Il existe peut-être d’autres initiatives dont nous ne sommes pas informés, ce qui est en soi un phénomène révélateur de la grande lacune du système d’information tant en Arménie que dans la diaspora, montrant l’incapacité des médias, des structures arméniennes globales et étatiques à fournir des informations sur les rencontres relatives à l’étude de son identité et les différentes formes diasporiques, afin de créer un intérêt public autour de ce sujet essentiel.
Est-ce une coïncidence que, dans cette courte période de deux semaines, les rencontres consacrées à la diaspora et aux relations Arménie-diaspora coïncident avec la vive confrontation entre le Saint-Siège et le pouvoir en Arménie ? L’Etat et l’Eglise, deux structures essentielles pour lesquelles l’existence, la préservation et le développement de la diaspora sont des gages importants de l’existence et du développement de la nation, de l’État et de l’Église. Le pouvoir, tant bien que mal, organise encore des rencontres au sujet de la diaspora, même si elles restent publicitaires et se heurtent à l’opposition des structures pan-arméniennes solidement établies dans la diaspora. Par contre, le Saint-Siège est loin d’organiser ou d’initier des rencontres et des réflexions concernant l’avenir de la diaspora. Bien qu’au cours de l’histoire, l’Église ait pendant des siècles pris en charge les besoins spirituels et administratifs des communautés en l’absence d’État, elle est actuellement enlisée dans ses propres crises et loin d’avoir la volonté d’examiner les défis du présent et les questions de renouvellement de la diaspora.
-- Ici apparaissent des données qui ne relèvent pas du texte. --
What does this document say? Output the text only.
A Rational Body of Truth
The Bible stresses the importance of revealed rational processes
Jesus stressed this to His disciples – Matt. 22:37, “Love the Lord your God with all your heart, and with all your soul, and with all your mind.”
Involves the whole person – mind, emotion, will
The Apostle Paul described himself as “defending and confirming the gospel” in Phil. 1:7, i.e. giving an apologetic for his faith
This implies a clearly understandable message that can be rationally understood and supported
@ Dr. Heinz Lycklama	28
Malheureusement, la situation est la même pour les grandes structures pan-arméniennes, partis, organisations caritatives diasporiques, qui se sont établies en Arménie et qui pour la plupart s’opposent au pouvoir, et dont les branches diasporiques sont utilisées pour mener une lutte plus acharnée contre le gouvernement. Ce qui probablement génère l’apathie du public et son manque de combativité. La défaite de la guerre dite de 44 jours et l’épuration ethnique de l’Artsakh expliquent aussi ce découragement.
Il s’avère que ce sont particulièrement les intellectuels et des universitaires qui s’intéressent à l’étude approfondie de la diaspora. Ce qui est très important pour la comprendre, pour saisir ses forces et ses faiblesses et pour développer des stratégies en phase avec les exigences et les réalités d’aujourd’hui. Parmi ces initiatives, il est à noter la création de la plateforme analytique de la Fondation Calouste Gulbenkian, qui fait de la diaspora un objet d’étude durable, afin de proposer aux structures existantes les outils et analyses nécessaires pour affronter les défis actuels et de faire des propositions pour la dynamiser et, en dernier lieu, de porter à la connaissance du monde académique et politique les particularités de l’expérience diasporique arménienne.